Ben düşüncelere dalmışken aniden Emir Bey’in sesiyle ona döndüm.
“Nazlı, biraz konuşabilir miyiz?” dedi.
Kafamı kaldırıp Savaş’a baktım. Kızgın boğa gibi bakıyordu. Bunu sevdim.
“Tabi”dedim
Ayağa kalkıp Emir Bey’i takip ettim. Masaya oturdu, ben de bir sandalye çekip oturdum.
“Sizi dinliyorum,” dedim.
“Nazlı, bak… Seninle pek konuşmadık biliyorum. Savaş’ı da bir canavar gibi görebilirsin ama Savaş kötü biri değil. Sadece öfkeli,” dedi.
Kaşlarım anında çatıldı. “Siz ne diyorsunuz Emir Bey? Beni kaçırdı. Zorla Aslının hayatıyla tehdit edip evlendi. Evden çıkarmıyor. Benim bir hayatım vardı, anlıyor musunuz beni?” dedim sert bir sesle.
“Aslı yanlış yapmış olabilir ama kötü biri değil. Babasını kaybetti, babana çok öfkeli… Ama ona rağmen sana kötü davranmıyor,” dedi.
Hâlâ ters ters bakıyordum.
“Bak Nazlı… Savaş istese seni ilk gün öldürürdü. Hatta seninle evlenmezdi. Tüm camiaya adını düşürdü kapatması oldu diye. Seni bir depoya kapatabilirdi. Her gün ağır işkencelerle babanın yerini buldurmaya çalışabilirdi,” dedi.

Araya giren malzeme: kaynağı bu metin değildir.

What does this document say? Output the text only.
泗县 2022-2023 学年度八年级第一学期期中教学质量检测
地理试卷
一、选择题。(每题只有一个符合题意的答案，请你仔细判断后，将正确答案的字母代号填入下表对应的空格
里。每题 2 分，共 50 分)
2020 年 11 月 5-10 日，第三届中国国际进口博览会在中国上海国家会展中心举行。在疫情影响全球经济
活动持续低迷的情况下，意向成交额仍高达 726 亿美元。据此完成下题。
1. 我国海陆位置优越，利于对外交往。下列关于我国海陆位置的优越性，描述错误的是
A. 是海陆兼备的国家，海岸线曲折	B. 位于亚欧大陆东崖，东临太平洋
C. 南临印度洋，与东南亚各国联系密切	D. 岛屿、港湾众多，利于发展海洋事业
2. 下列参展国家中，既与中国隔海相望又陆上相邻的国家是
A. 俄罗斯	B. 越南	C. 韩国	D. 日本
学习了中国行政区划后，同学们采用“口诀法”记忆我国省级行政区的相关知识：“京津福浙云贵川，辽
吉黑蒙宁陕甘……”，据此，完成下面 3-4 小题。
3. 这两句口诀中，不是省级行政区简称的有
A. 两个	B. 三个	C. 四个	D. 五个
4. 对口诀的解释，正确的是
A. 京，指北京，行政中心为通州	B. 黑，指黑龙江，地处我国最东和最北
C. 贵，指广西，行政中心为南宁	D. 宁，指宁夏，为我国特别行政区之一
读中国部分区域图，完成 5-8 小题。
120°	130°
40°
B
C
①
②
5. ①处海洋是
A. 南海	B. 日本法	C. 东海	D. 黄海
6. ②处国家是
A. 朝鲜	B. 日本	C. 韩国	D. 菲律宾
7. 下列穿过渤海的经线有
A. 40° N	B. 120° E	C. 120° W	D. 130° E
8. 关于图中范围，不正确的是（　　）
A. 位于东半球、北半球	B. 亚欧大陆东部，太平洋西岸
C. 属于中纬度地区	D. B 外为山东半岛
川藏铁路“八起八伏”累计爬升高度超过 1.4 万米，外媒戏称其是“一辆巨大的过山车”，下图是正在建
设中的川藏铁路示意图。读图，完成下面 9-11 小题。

“Teşekkür mü etmeliyim?” dedim net bir sesle.
“Hayır,” dedi. “Şükretmelisin. Bu öfkesine rağmen bunları yapmadı. Sen babanı tanımıyorsun belli ki Nazlı. O çok kötü biri. Bencil. Para için her şeyi yapabilecek biri. Kendi kızını düşmanının evinde bıraktı. Bir kez bile kurtarmaya çalışmadı seni. Sırf ‘şerefim iki paralık olmasın’ diye… Düşün Nazlı. Bu adam zengindi. Senin hayatını araştırdım, kıt kanaat geçiniyormuşsun. Bunu bile görmemiş. Fabrika işçisiymiş gibi göstermiş kendini. O parasını bile saklamış senden.”
Cevap veremedim. Başımı önüme eğdim.
“Benden ne istiyorsunuz Emir Bey?” dedim bir süre sonra.
“Bir şey istemiyorum Nazlı. Sadece anlamaya çalışmanı istiyorum. Ve bana Emir Bey deyip durma. Ben sana uzakta olmak istemiyorum. Öyle ya da böyle yakın arkadaşımın karısısın. Ve gerçekten… Savaş’ın sana fiziki bir şiddet uygulamadığını biliyorum. Ama eğer olursa, bana söylemeni istiyorum. Sana söz veriyorum, tek bir kez olursa seni yanından o gün çeker alırım. Ve bir gün… bana güvenmeni istiyorum. Bir gün bana ‘Emir abi’ diyeceksin,” dedi.
Söylediği şeyler karşısında şaşkındım. Ne diyeceğimi bilemiyordum.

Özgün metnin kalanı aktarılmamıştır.